The woman filing the $54 million suit against Best Buy seems to have a legitimate argument against the chain. I agree with the customer that Best Buy should have treated her better. Being given the runaround is a terrible way to do business, and she certainly should be compensated, and for more then the original $2,100 settlement offer the customer requested.
With that said, Seagate, Western Digital and Toshiba should make this case their poster child for selling their external storage products.
This is because while making her case against Best Buy, what she really did was prove her own culpability. By saying she lost all her personal and financial data on the laptop when Best Buy misplaced it, thus leaving herself open to identity theft, she proved her own irresponsibility.
While I hate to blame the victim, her actions that led to this loss make this case almost as frivolous as the one concerning the person who won millions from McDonalds for serving her hot coffee and then blaming the restaurant when she spilled it on her own lap.
In the Best Buy case the woman said she traveled the world with all her personal info stored on the laptop. I suppose she did so simply because she could. Prior to the digitization of personal data, it was physically impossible to wander about the world with your tax returns, banking records and thousands of photos and CDs on your person. But just because you can does not mean you should.
What makes this woman, again to me, even more responsible for creating this situation is how simple it is to back up your data so it can be kept in a safe location.
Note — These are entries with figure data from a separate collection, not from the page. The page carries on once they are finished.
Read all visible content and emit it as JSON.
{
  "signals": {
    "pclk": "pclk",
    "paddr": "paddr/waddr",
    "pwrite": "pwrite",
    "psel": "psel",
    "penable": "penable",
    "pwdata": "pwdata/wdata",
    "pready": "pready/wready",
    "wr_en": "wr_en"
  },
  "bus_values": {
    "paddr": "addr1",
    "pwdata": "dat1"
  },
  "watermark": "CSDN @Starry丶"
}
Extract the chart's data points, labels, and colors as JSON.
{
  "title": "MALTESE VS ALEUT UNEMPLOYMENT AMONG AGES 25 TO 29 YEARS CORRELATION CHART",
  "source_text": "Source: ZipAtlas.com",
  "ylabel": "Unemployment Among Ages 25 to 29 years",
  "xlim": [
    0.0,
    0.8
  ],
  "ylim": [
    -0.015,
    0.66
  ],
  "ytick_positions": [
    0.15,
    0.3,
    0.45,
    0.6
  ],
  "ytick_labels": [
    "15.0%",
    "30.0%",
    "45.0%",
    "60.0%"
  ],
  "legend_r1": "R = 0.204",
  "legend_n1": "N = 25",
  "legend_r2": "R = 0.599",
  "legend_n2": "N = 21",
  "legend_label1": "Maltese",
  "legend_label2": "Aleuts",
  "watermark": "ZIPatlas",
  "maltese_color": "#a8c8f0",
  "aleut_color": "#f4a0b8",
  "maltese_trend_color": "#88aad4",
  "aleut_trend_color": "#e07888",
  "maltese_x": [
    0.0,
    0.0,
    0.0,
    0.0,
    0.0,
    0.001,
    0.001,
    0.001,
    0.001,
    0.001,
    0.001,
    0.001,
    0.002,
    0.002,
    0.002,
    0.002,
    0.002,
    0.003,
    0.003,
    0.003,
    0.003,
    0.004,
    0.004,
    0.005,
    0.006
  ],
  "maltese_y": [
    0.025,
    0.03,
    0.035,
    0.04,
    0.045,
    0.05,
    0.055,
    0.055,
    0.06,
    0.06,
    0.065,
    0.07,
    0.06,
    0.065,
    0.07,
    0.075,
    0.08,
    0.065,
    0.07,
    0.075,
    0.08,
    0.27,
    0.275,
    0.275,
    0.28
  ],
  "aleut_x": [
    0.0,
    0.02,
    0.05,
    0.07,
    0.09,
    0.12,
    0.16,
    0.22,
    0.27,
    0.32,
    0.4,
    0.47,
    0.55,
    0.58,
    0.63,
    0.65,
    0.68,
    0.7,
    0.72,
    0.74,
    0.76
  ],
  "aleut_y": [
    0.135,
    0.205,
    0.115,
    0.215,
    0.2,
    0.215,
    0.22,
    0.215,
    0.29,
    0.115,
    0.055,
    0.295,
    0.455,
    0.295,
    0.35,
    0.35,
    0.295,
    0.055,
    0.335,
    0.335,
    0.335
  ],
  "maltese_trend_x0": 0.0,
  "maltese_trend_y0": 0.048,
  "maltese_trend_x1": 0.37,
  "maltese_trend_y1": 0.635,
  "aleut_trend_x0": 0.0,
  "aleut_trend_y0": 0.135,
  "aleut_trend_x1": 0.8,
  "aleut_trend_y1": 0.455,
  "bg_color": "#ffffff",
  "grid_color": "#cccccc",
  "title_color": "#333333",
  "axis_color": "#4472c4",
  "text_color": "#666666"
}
You lock your front door when you leave your house, you lock you car at the mall and you leave your important data at home. Today, anyone capable of operating a laptop should understand the danger of storing vital records on a device that leaves their home, as well, as the value of having an external hard drive or burning the data to CD or DVD.
I do hope this customer gets some compensation for her lost property and that the case leads to better customer service at Best Buy, but it should also be a warning to the general public to be aware of where they store their data.